Une étude de santé a été demandée par le Mouvement écologique libanais, représenté par Paul Abi Rached au World Health Organisation, mais n'a jamais été réalisée car le gouvernement libanais a refusé de payer les experts scientifiques de l'organisation, d'après le président de l'association. « Cela fait 18 ans qu'on gêne les habitants de Naamé avec ces déchets, ils ont le droit de dire "stop" ! » déclare Paul Abi Rached.
Des groupes venus de tout le Liban, à l'instar de la Campagne civile pour la fermeture de la décharge de Naamé et du Mouvement écologique libanais (Lem), se sont plusieurs fois mobilisés, comme en janvier dernier, date à laquelle était déjà prévue la fermeture de la déchetterie, pour exiger que les ordures ménagères de Beyrouth et sa banlieue soit jetées ailleurs. « Le 17 juillet, des gens de Naamé vont aussi se mobiliser, et quelques pompiers de la caserne seront à leurs côtés », annonce Michel, un jeune pompier du village âgé de 25 ans, habitué à éteindre les feux de poubelle mis par la société d'éboueurs. Selon les habitants, certains déchets sont jetés dans la décharge puis brûlés par la compagnie Sukleen, ce qui pollue l'atmosphère et dégage une odeur pestilentielle. Malgré les nombreuses manifestations de la population riveraine de la décharge, beaucoup d'acteurs importants des villages voisins gardent le silence. « Ils nous ont promis de nous donner de l'électricité et du gaz gratuits à Naamé en échange de notre "coopération". Mais la promesse n'a pas été tenue », ajoute la femme du moukhtar.

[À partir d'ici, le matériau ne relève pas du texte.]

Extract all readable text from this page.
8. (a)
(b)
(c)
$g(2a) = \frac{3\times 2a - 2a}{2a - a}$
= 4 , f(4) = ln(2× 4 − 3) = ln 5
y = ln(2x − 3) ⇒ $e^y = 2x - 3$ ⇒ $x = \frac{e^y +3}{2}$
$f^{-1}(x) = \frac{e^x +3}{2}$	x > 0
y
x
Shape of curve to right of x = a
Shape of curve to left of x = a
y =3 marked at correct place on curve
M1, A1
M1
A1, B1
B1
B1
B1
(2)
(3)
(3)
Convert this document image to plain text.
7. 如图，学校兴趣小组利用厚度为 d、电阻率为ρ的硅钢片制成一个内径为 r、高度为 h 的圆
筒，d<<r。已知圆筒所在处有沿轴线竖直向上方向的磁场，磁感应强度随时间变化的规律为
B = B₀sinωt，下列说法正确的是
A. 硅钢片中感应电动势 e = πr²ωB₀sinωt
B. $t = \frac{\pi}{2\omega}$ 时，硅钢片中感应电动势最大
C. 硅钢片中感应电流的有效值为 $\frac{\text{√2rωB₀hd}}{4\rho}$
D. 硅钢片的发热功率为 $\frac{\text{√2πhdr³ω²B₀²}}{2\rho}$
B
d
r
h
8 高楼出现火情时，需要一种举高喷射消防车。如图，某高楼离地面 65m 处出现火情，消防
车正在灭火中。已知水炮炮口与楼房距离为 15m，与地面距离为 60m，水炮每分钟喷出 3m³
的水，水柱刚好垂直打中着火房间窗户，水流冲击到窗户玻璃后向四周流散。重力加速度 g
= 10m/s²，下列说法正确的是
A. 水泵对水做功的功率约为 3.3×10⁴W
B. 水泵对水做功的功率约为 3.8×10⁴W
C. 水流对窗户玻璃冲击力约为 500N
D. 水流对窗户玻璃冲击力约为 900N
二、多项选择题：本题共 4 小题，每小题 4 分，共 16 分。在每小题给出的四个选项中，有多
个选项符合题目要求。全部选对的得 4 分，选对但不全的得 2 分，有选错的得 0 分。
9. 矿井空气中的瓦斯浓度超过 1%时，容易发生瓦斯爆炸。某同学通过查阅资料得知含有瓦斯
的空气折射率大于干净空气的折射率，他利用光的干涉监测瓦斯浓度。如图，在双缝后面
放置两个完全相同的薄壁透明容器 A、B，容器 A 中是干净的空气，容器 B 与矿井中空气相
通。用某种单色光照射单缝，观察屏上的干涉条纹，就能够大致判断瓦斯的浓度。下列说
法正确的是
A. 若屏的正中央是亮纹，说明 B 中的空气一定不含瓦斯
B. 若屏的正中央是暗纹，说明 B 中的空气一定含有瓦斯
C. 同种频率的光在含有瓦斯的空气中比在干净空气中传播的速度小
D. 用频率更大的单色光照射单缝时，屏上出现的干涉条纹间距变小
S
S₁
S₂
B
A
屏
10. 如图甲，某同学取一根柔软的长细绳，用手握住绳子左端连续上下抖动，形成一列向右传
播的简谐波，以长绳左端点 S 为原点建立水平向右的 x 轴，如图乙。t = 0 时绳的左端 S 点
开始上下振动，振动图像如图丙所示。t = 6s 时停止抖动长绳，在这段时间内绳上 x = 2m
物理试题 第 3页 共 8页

Tous, au village, espèrent la fermeture de la déchetterie, mais beaucoup ne croient pas vraiment en l'échéance du 17 juillet. « Il faut réfléchir à une vraie solution pour gérer les déchets qui viennent de tout le Liban, sans les implanter dans une zone habitée. Le but n'est pas de transférer le problème ailleurs, dans une autre ville libanaise ! Je ne veux pas que d'autres personnes vivent le même cauchemar que nous », insiste Charbel.
« Dans tous les cas, le mal est fait. Le problème est grave aujourd'hui, mais les conséquences seront encore plus importantes plus tard. Je pense que notre espérance de vie a considérablement baissé et c'est ma génération qui est touchée », conclut Michel, alarmiste, avant de monter sur son scooter pour continuer sa journée, résigné.